The initial challenge we encountered was with understanding the technical details in the paper we used as a reference. The lack of a physics background of our team meant it took a considerable amount of time to parse through all the dense information and fully understand the key parts of the paper while leaving behind the more complicated and unnecessary parts. We additionally used the blog post Raytracing a Black Hole as it did a great job of simply explaining the overall concepts to the point where we were able to use that as a starting point for our implementation

Other problems with the quality and speed of our renders are addressed in the above section.

Additionally, we encountered some issues in implementing the GUI. To start off with, we knew we wanted something with various sliders and input fields on the screen that allows the user to change different simulation properties. However, adding the NanoGui library to our existing code proved to be quite difficult, as there were some dependency issues. Then, we decided to use the ImGui library instead. However, there were also some issues here when trying to add it into the main window, so we instead had to build visual debugging code because that was the section that was already using the ImGui library.

Overall, we were able to get a strong grasp of the physical attributes and properties of black holes along with a keen understanding of how to create high-quality visual renders of them. Throughout the process, integrating various computer graphics algorithms and tools in order to improve the quality and efficiency of our pipeline allowed us to appreciate how these concepts are implemented and used in real life in ways which we would have not necessarily previously imagined.

Real Black Hole Image

This is the direct image of a supermassive black hole at the center of Messier 87 released by the Event Horizon telescope team in 2019 and is the only current publically available image of what a black hole actually looks like.

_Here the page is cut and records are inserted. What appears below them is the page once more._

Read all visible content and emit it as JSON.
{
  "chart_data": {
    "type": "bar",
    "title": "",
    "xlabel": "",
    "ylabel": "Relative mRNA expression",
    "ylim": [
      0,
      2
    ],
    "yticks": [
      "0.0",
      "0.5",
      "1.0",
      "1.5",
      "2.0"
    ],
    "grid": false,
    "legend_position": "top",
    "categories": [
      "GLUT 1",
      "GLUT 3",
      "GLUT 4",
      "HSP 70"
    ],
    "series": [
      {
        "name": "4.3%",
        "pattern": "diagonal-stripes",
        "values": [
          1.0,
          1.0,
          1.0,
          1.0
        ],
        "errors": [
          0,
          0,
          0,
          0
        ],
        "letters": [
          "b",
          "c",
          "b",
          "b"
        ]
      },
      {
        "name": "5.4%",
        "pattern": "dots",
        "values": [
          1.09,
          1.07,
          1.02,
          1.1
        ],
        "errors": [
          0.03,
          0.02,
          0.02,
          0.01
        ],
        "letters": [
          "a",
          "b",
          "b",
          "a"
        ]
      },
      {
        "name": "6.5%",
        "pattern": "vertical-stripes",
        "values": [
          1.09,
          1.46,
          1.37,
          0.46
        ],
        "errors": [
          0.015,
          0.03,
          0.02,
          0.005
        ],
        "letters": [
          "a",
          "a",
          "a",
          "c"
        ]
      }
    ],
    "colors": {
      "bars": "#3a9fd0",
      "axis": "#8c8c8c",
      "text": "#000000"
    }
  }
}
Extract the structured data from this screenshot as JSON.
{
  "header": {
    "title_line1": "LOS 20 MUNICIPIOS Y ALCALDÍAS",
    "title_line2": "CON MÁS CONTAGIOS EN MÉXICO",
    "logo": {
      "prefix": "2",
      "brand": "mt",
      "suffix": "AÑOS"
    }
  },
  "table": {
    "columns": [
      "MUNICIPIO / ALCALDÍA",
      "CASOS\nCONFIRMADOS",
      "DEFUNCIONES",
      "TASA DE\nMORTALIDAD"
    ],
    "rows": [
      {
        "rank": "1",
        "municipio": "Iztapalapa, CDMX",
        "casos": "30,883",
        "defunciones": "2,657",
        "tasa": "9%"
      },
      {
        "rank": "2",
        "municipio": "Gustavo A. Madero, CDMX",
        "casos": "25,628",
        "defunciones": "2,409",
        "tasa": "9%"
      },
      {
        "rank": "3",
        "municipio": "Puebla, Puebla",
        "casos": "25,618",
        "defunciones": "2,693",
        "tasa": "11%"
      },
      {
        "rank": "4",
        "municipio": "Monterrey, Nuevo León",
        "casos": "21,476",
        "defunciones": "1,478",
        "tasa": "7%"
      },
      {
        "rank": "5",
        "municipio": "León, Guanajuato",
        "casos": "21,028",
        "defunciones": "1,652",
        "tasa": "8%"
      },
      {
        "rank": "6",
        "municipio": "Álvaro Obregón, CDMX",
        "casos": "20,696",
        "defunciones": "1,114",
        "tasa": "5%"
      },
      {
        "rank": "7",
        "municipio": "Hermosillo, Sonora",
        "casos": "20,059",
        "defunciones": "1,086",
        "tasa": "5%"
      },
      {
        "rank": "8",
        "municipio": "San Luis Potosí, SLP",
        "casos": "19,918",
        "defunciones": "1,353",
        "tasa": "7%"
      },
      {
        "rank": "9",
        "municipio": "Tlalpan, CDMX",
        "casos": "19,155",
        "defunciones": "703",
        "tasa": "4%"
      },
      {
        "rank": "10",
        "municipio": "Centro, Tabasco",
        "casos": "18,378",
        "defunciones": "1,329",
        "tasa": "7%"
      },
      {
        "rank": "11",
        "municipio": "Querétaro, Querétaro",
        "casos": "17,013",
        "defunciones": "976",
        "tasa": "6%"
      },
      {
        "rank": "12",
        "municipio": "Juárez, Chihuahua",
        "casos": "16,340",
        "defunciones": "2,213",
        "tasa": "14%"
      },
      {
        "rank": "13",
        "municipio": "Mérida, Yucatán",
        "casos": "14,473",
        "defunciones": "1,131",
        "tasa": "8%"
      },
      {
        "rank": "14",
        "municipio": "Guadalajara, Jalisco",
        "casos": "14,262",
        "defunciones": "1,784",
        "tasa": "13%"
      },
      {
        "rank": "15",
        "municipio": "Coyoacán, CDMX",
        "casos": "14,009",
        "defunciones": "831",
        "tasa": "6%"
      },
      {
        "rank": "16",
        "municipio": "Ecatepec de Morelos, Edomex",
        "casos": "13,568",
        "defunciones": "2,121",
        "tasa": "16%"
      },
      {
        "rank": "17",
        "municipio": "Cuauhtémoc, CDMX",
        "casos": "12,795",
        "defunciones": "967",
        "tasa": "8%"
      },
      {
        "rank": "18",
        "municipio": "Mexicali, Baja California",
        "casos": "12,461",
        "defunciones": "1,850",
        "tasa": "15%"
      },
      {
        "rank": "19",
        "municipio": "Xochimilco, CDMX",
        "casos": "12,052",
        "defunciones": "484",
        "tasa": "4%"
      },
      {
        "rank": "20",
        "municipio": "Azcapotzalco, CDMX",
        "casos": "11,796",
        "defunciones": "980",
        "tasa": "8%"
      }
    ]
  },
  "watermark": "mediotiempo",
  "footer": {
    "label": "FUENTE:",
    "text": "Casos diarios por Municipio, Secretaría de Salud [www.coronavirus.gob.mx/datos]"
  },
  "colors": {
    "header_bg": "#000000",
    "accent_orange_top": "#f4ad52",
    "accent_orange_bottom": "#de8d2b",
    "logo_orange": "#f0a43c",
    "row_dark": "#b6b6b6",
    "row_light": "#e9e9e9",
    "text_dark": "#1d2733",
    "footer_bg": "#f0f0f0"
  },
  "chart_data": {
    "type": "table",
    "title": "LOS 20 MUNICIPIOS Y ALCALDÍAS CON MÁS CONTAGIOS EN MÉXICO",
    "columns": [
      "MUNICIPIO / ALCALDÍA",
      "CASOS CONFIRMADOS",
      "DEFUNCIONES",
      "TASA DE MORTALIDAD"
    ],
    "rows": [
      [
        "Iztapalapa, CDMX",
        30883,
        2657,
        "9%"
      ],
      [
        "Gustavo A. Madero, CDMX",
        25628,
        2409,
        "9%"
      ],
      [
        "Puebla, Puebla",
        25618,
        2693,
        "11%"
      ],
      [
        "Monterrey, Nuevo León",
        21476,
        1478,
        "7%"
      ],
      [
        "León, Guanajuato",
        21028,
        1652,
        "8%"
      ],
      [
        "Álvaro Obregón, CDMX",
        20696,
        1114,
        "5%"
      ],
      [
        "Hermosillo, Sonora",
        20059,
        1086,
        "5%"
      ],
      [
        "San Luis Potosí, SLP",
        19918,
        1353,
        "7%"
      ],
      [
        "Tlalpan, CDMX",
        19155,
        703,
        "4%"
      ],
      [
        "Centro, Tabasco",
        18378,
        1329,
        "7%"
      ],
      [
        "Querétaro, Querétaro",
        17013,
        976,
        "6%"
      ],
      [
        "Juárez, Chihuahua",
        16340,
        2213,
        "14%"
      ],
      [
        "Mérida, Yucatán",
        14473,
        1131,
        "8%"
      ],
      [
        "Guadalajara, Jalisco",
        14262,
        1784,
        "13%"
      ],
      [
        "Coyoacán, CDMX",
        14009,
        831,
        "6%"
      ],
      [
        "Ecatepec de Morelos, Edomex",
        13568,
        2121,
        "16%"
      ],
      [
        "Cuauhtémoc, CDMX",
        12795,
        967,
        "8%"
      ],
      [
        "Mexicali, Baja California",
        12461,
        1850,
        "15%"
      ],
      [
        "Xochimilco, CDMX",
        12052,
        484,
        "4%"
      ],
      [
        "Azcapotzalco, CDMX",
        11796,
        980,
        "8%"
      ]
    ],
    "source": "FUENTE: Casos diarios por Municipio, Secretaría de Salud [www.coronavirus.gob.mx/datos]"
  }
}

The images we were able to produce are quite similar to this and provide a rough level of confirmation that we were doing the right things in our rendering pipeline. The only major difference is the apparent lack of a "cross-bar" seen across the center of a black hole. Physicist Kip Thorne who was the scientific consultant for the movie Interstellar claims that this image has been taken from above the black hole rather than from one side, meaning if the accretion disk is flat on the XY plane, the image is taken from the Z axis thus the "cross-bar" is not visible



GUI Demonstration

This is a video demonstrating the various features of the GUI that we built to make rendering images more convenient. The GUI allows the user to change the camera position, the size and material properties of the accretion disk, and save the rendered output to a file.

gui demo.mp4

References

James, Oliver, et al. “Gravitational Lensing by Spinning Black Holes in Astrophysics, and in the Movie Interstellar.” Classical and Quantum Gravity, vol. 32, no. 6, 2015. IOP Science, https://iopscience.iop.org/article/10.1088/0264-9381/32/6/065001/meta. 

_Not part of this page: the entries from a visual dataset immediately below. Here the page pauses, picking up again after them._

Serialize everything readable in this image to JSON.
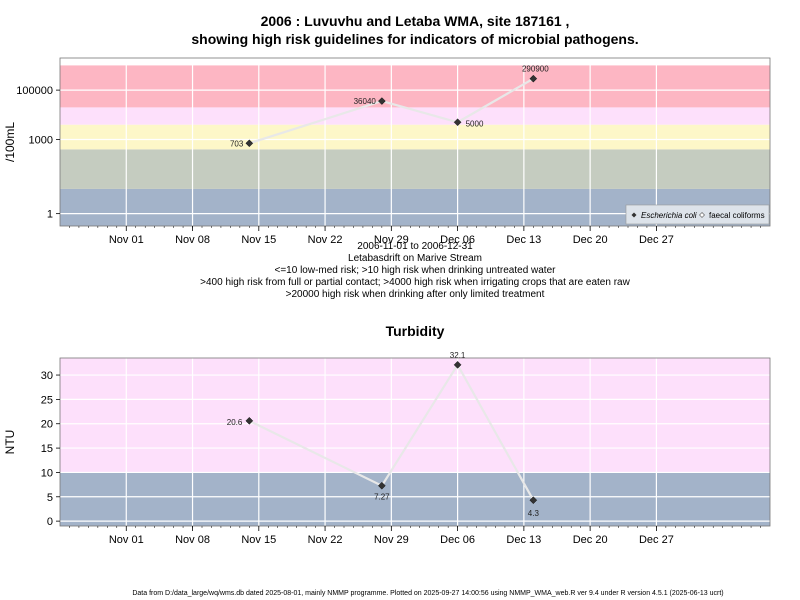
{
  "chart_data": [
    {
      "type": "line",
      "title": "2006 : Luvuvhu and Letaba WMA, site 187161 ,",
      "subtitle": "showing high risk guidelines for indicators of microbial pathogens.",
      "ylabel": "/100mL",
      "yscale": "log",
      "yticks": [
        1,
        1000,
        100000
      ],
      "ytick_labels": [
        "1",
        "1000",
        "100000"
      ],
      "xtick_labels": [
        "Nov 01",
        "Nov 08",
        "Nov 15",
        "Nov 22",
        "Nov 29",
        "Dec 06",
        "Dec 13",
        "Dec 20",
        "Dec 27"
      ],
      "bands": [
        {
          "from": 0.001,
          "to": 10,
          "color": "#a3b3c9"
        },
        {
          "from": 10,
          "to": 400,
          "color": "#c5ccc0"
        },
        {
          "from": 400,
          "to": 4000,
          "color": "#fdf7c8"
        },
        {
          "from": 4000,
          "to": 20000,
          "color": "#fde0fb"
        },
        {
          "from": 20000,
          "to": 1000000,
          "color": "#fdb6c3"
        }
      ],
      "series": [
        {
          "name": "Escherichia coli",
          "points": [
            {
              "date": "2006-11-14",
              "value": 703,
              "label": "703"
            },
            {
              "date": "2006-11-28",
              "value": 36040,
              "label": "36040"
            },
            {
              "date": "2006-12-06",
              "value": 5000,
              "label": "5000"
            },
            {
              "date": "2006-12-14",
              "value": 290900,
              "label": "290900"
            }
          ]
        }
      ],
      "legend": {
        "position": "bottom-right",
        "entries": [
          "Escherichia coli",
          "faecal coliforms"
        ]
      },
      "info_lines": [
        "2006-11-01 to 2006-12-31",
        "Letabasdrift on Marive Stream",
        "<=10 low-med risk; >10 high risk when drinking untreated water",
        ">400 high risk from full or partial contact; >4000 high risk when irrigating crops that are eaten raw",
        ">20000 high risk when drinking after only limited treatment"
      ]
    },
    {
      "type": "line",
      "title": "Turbidity",
      "ylabel": "NTU",
      "ylim": [
        -1,
        33.5
      ],
      "yticks": [
        0,
        5,
        10,
        15,
        20,
        25,
        30
      ],
      "xtick_labels": [
        "Nov 01",
        "Nov 08",
        "Nov 15",
        "Nov 22",
        "Nov 29",
        "Dec 06",
        "Dec 13",
        "Dec 20",
        "Dec 27"
      ],
      "bands": [
        {
          "from": -1,
          "to": 10,
          "color": "#a3b3c9"
        },
        {
          "from": 10,
          "to": 33.5,
          "color": "#fde0fb"
        }
      ],
      "series": [
        {
          "points": [
            {
              "date": "2006-11-14",
              "value": 20.6,
              "label": "20.6"
            },
            {
              "date": "2006-11-28",
              "value": 7.27,
              "label": "7.27"
            },
            {
              "date": "2006-12-06",
              "value": 32.1,
              "label": "32.1"
            },
            {
              "date": "2006-12-14",
              "value": 4.3,
              "label": "4.3"
            }
          ]
        }
      ]
    }
  ],
  "footer": "Data from D:/data_large/wq/wms.db dated 2025-08-01, mainly NMMP programme. Plotted on 2025-09-27 14:00:56 using NMMP_WMA_web.R ver 9.4 under R version 4.5.1 (2025-06-13 ucrt)"
}
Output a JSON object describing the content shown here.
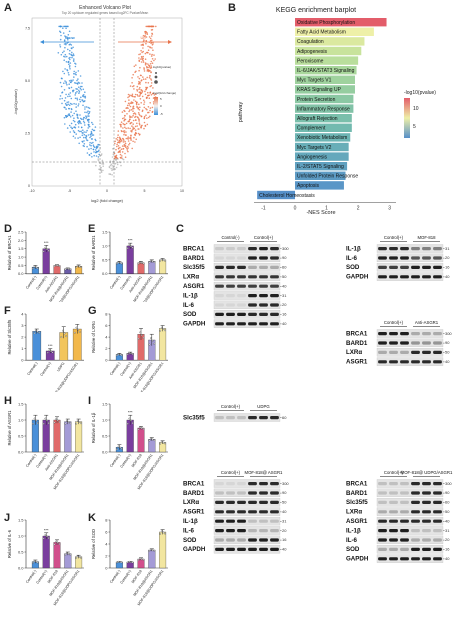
{
  "panels": {
    "A": {
      "label": "A",
      "title": "Enhanced Volcano Plot",
      "subtitle": "Top 20 up/down regulated genes based log2FC Pvalue/Mean",
      "xlabel": "log2 (fold change)",
      "ylabel": "-log10(pvalue)",
      "down_label": "Down",
      "up_label": "Up",
      "x_ticks": [
        "-10",
        "-5",
        "0",
        "5",
        "10"
      ],
      "y_ticks": [
        "0",
        "2.5",
        "5.0",
        "7.5"
      ],
      "legend_title_size": "log10(pvalue)",
      "legend_title_color": "log2(fold change)",
      "legend_color_ticks": [
        "5",
        "0",
        "-5"
      ]
    },
    "B": {
      "label": "B",
      "title": "KEGG enrichment barplot",
      "ylabel": "pathway",
      "xlabel": "-NES Score",
      "legend_title": "-log10(pvalue)",
      "legend_ticks": [
        "10",
        "5"
      ],
      "x_ticks": [
        "-1",
        "0",
        "1",
        "2",
        "3"
      ]
    },
    "C": {
      "label": "C"
    },
    "D": {
      "label": "D",
      "ylabel": "Relative of BRCA1"
    },
    "E": {
      "label": "E",
      "ylabel": "Relative of BARD1"
    },
    "F": {
      "label": "F",
      "ylabel": "Relative of Slc35f5"
    },
    "G": {
      "label": "G",
      "ylabel": "Relative of LXRα"
    },
    "H": {
      "label": "H",
      "ylabel": "Relative of ASGR1"
    },
    "I": {
      "label": "I",
      "ylabel": "Relative of IL-1β"
    },
    "J": {
      "label": "J",
      "ylabel": "Relative of IL-6"
    },
    "K": {
      "label": "K",
      "ylabel": "Relative of SOD"
    }
  },
  "group_labels": {
    "standard": [
      "Control(-)",
      "Control(+)",
      "Anti-ASGR1",
      "MOF-818@ASGR1",
      "MOF-818@UDPG/ASGR1"
    ],
    "udpg": [
      "Control(-)",
      "Control(+)",
      "UDPG",
      "MOF-818@UDPG/ASGR1"
    ],
    "mof": [
      "Control(-)",
      "Control(+)",
      "MOF-818",
      "MOF-818@ASGR1",
      "MOF-818@UDPG/ASGR1"
    ]
  },
  "blots": {
    "main": {
      "headers": [
        "Control(-)",
        "Control(+)"
      ],
      "proteins": [
        "BRCA1",
        "BARD1",
        "Slc35f5",
        "LXRα",
        "ASGR1",
        "IL-1β",
        "IL-6",
        "SOD",
        "GAPDH"
      ],
      "kda": [
        "300",
        "90",
        "60",
        "50",
        "40",
        "31",
        "20",
        "16",
        "40"
      ]
    },
    "mof818": {
      "headers": [
        "Control(+)",
        "MOF-818"
      ],
      "proteins": [
        "IL-1β",
        "IL-6",
        "SOD",
        "GAPDH"
      ],
      "kda": [
        "31",
        "20",
        "16",
        "40"
      ]
    },
    "anti": {
      "headers": [
        "Control(+)",
        "Anti-ASGR1"
      ],
      "proteins": [
        "BRCA1",
        "BARD1",
        "LXRα",
        "ASGR1"
      ],
      "kda": [
        "300",
        "90",
        "50",
        "40"
      ]
    },
    "udpg": {
      "headers": [
        "Control(+)",
        "UDPG"
      ],
      "proteins": [
        "Slc35f5"
      ],
      "kda": [
        "60"
      ]
    },
    "mofasgr1": {
      "headers": [
        "Control(+)",
        "MOF-818@ ASGR1"
      ],
      "proteins": [
        "BRCA1",
        "BARD1",
        "LXRα",
        "ASGR1",
        "IL-1β",
        "IL-6",
        "SOD",
        "GAPDH"
      ],
      "kda": [
        "300",
        "90",
        "50",
        "40",
        "31",
        "20",
        "16",
        "40"
      ]
    },
    "mofudpg": {
      "headers": [
        "Control(+)",
        "MOF-818@ UDPG/ASGR1"
      ],
      "proteins": [
        "BRCA1",
        "BARD1",
        "Slc35f5",
        "LXRα",
        "ASGR1",
        "IL-1β",
        "IL-6",
        "SOD",
        "GAPDH"
      ],
      "kda": [
        "300",
        "90",
        "60",
        "50",
        "40",
        "31",
        "20",
        "16",
        "40"
      ]
    }
  },
  "chart_data": [
    {
      "type": "scatter",
      "panel": "A",
      "title": "Enhanced Volcano Plot",
      "xlabel": "log2 (fold change)",
      "ylabel": "-log10(pvalue)",
      "xlim": [
        -10,
        10
      ],
      "ylim": [
        0,
        8
      ],
      "series": [
        {
          "name": "Down",
          "color": "#3b8fd9"
        },
        {
          "name": "Up",
          "color": "#e8734a"
        }
      ],
      "threshold_y": 1.3,
      "threshold_x": [
        -1,
        1
      ]
    },
    {
      "type": "bar",
      "panel": "B",
      "orientation": "horizontal",
      "title": "KEGG enrichment barplot",
      "xlabel": "-NES Score",
      "ylabel": "pathway",
      "xlim": [
        -1.3,
        3.2
      ],
      "categories": [
        "Oxidative Phosphorylation",
        "Fatty Acid Metabolism",
        "Coagulation",
        "Adipogenesis",
        "Peroxisome",
        "IL-6/JAK/STAT3 Signaling",
        "Myc Targets V1",
        "KRAS Signaling UP",
        "Protein Secretion",
        "Inflammatory Response",
        "Allograft Rejection",
        "Complement",
        "Xenobiotic Metabolism",
        "Myc Targets V2",
        "Angiogenesis",
        "IL-2/STAT5 Signaling",
        "Unfolded Protein Response",
        "Apoptosis",
        "Cholesterol Homeostasis"
      ],
      "values": [
        2.9,
        2.5,
        2.2,
        2.1,
        2.0,
        1.95,
        1.9,
        1.9,
        1.85,
        1.85,
        1.8,
        1.8,
        1.75,
        1.7,
        1.7,
        1.65,
        1.6,
        1.55,
        -1.2
      ],
      "colors": [
        "#e35d6a",
        "#eef0a8",
        "#dbe9a0",
        "#c8e39c",
        "#b9de9c",
        "#a9d79c",
        "#9fd29e",
        "#95cda0",
        "#8bc8a4",
        "#82c2a7",
        "#7abfab",
        "#72baaf",
        "#6db4b3",
        "#68aeb8",
        "#64a8bc",
        "#60a1c0",
        "#5d9bc4",
        "#5a96c7",
        "#5790c9"
      ],
      "legend_range": [
        3,
        12
      ]
    },
    {
      "type": "bar",
      "panel": "D",
      "ylabel": "Relative of BRCA1",
      "ylim": [
        0,
        2.5
      ],
      "y_ticks": [
        0,
        0.5,
        1.0,
        1.5,
        2.0,
        2.5
      ],
      "categories": [
        "Control(-)",
        "Control(+)",
        "Anti-ASGR1",
        "MOF-818@ASGR1",
        "MOF-818@UDPG/ASGR1"
      ],
      "values": [
        0.4,
        1.5,
        0.5,
        0.3,
        0.45
      ],
      "errors": [
        0.1,
        0.2,
        0.05,
        0.05,
        0.08
      ],
      "colors": [
        "#4a90d9",
        "#7a3e9e",
        "#e06a6a",
        "#6a5ca8",
        "#f2b84b"
      ],
      "annotations": [
        "",
        "***",
        "",
        "",
        ""
      ]
    },
    {
      "type": "bar",
      "panel": "E",
      "ylabel": "Relative of BARD1",
      "ylim": [
        0,
        1.5
      ],
      "y_ticks": [
        0,
        0.5,
        1.0,
        1.5
      ],
      "categories": [
        "Control(-)",
        "Control(+)",
        "Anti-ASGR1",
        "MOF-818@ASGR1",
        "MOF-818@UDPG/ASGR1"
      ],
      "values": [
        0.4,
        1.0,
        0.4,
        0.45,
        0.5
      ],
      "errors": [
        0.05,
        0.1,
        0.05,
        0.05,
        0.05
      ],
      "colors": [
        "#4a90d9",
        "#7a3e9e",
        "#e06a6a",
        "#a49bd6",
        "#f2e6a0"
      ],
      "annotations": [
        "",
        "***",
        "",
        "",
        ""
      ]
    },
    {
      "type": "bar",
      "panel": "F",
      "ylabel": "Relative of Slc35f5",
      "ylim": [
        0,
        4
      ],
      "y_ticks": [
        0,
        1,
        2,
        3,
        4
      ],
      "categories": [
        "Control(-)",
        "Control(+)",
        "UDPG",
        "MOF-818@UDPG/ASGR1"
      ],
      "values": [
        2.5,
        0.8,
        2.4,
        2.7
      ],
      "errors": [
        0.2,
        0.2,
        0.5,
        0.4
      ],
      "colors": [
        "#4a90d9",
        "#7a3e9e",
        "#f2c55c",
        "#f2b84b"
      ],
      "annotations": [
        "",
        "***",
        "",
        ""
      ]
    },
    {
      "type": "bar",
      "panel": "G",
      "ylabel": "Relative of LXRα",
      "ylim": [
        0,
        8
      ],
      "y_ticks": [
        0,
        2,
        4,
        6,
        8
      ],
      "categories": [
        "Control(-)",
        "Control(+)",
        "Anti-ASGR1",
        "MOF-818@ASGR1",
        "MOF-818@UDPG/ASGR1"
      ],
      "values": [
        1.0,
        1.2,
        4.5,
        3.5,
        5.5
      ],
      "errors": [
        0.2,
        0.2,
        1.0,
        1.0,
        0.5
      ],
      "colors": [
        "#4a90d9",
        "#7a3e9e",
        "#e06a6a",
        "#a49bd6",
        "#f2e6a0"
      ],
      "annotations": [
        "",
        "",
        "",
        "",
        ""
      ]
    },
    {
      "type": "bar",
      "panel": "H",
      "ylabel": "Relative of ASGR1",
      "ylim": [
        0,
        1.5
      ],
      "y_ticks": [
        0,
        0.5,
        1.0,
        1.5
      ],
      "categories": [
        "Control(-)",
        "Control(+)",
        "Anti-ASGR1",
        "MOF-818@ASGR1",
        "MOF-818@UDPG/ASGR1"
      ],
      "values": [
        1.0,
        1.0,
        1.0,
        0.95,
        0.95
      ],
      "errors": [
        0.15,
        0.15,
        0.1,
        0.08,
        0.08
      ],
      "colors": [
        "#4a90d9",
        "#7a3e9e",
        "#e06a6a",
        "#a49bd6",
        "#f2e6a0"
      ],
      "annotations": [
        "",
        "",
        "",
        "",
        ""
      ]
    },
    {
      "type": "bar",
      "panel": "I",
      "ylabel": "Relative of IL-1β",
      "ylim": [
        0,
        1.5
      ],
      "y_ticks": [
        0,
        0.5,
        1.0,
        1.5
      ],
      "categories": [
        "Control(-)",
        "Control(+)",
        "MOF-818",
        "MOF-818@ASGR1",
        "MOF-818@UDPG/ASGR1"
      ],
      "values": [
        0.15,
        1.0,
        0.75,
        0.4,
        0.3
      ],
      "errors": [
        0.08,
        0.15,
        0.05,
        0.05,
        0.05
      ],
      "colors": [
        "#4a90d9",
        "#7a3e9e",
        "#d14f8c",
        "#a49bd6",
        "#f2e6a0"
      ],
      "annotations": [
        "",
        "***",
        "",
        "",
        ""
      ]
    },
    {
      "type": "bar",
      "panel": "J",
      "ylabel": "Relative of IL-6",
      "ylim": [
        0,
        1.5
      ],
      "y_ticks": [
        0,
        0.5,
        1.0,
        1.5
      ],
      "categories": [
        "Control(-)",
        "Control(+)",
        "MOF-818",
        "MOF-818@ASGR1",
        "MOF-818@UDPG/ASGR1"
      ],
      "values": [
        0.2,
        1.0,
        0.8,
        0.45,
        0.35
      ],
      "errors": [
        0.05,
        0.1,
        0.08,
        0.05,
        0.05
      ],
      "colors": [
        "#4a90d9",
        "#7a3e9e",
        "#d14f8c",
        "#a49bd6",
        "#f2e6a0"
      ],
      "annotations": [
        "",
        "***",
        "",
        "",
        ""
      ]
    },
    {
      "type": "bar",
      "panel": "K",
      "ylabel": "Relative of SOD",
      "ylim": [
        0,
        8
      ],
      "y_ticks": [
        0,
        2,
        4,
        6,
        8
      ],
      "categories": [
        "Control(-)",
        "Control(+)",
        "MOF-818",
        "MOF-818@ASGR1",
        "MOF-818@UDPG/ASGR1"
      ],
      "values": [
        1.0,
        1.0,
        1.5,
        3.0,
        6.0
      ],
      "errors": [
        0.1,
        0.1,
        0.2,
        0.2,
        0.4
      ],
      "colors": [
        "#4a90d9",
        "#7a3e9e",
        "#d14f8c",
        "#a49bd6",
        "#f2e6a0"
      ],
      "annotations": [
        "",
        "",
        "",
        "",
        ""
      ]
    }
  ]
}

Antonelli, Riccardo. Raytracing a Black Hole, 2017, http://rantonels.github.io/starless/.

Contributions

Aseem: I worked on the whole rendering pipeline along with Sarthak. Additionally, I created the video render and high-quality images on this website. I also worked on the final presentation video and this website.

Sarthak: Along with Aseem, I implemented the main ray-tracing algorithm in C++ and wrote the bash script for producing the video render. Besides this, I wrote the code for the animations for the teaser video submission using the Manim library in Python.

Jeremy: I set up the basic infrastructure for the project, starting from the Project 3 code and stripping out the unnecessary parts, then adding the skeleton for the raytracing algorithm. Additionally, I implemented the GUI by investigating and evaluating multiple GUI libraries, choosing the ImGui library, selecting which simulation properties to add to the GUI, and adding various interactive components to the GUI so that users could selectively change those properties.

Vincent: I helped debug the black hole ray tracing & simulation implementation, created the final presentation along with the intermediate renders.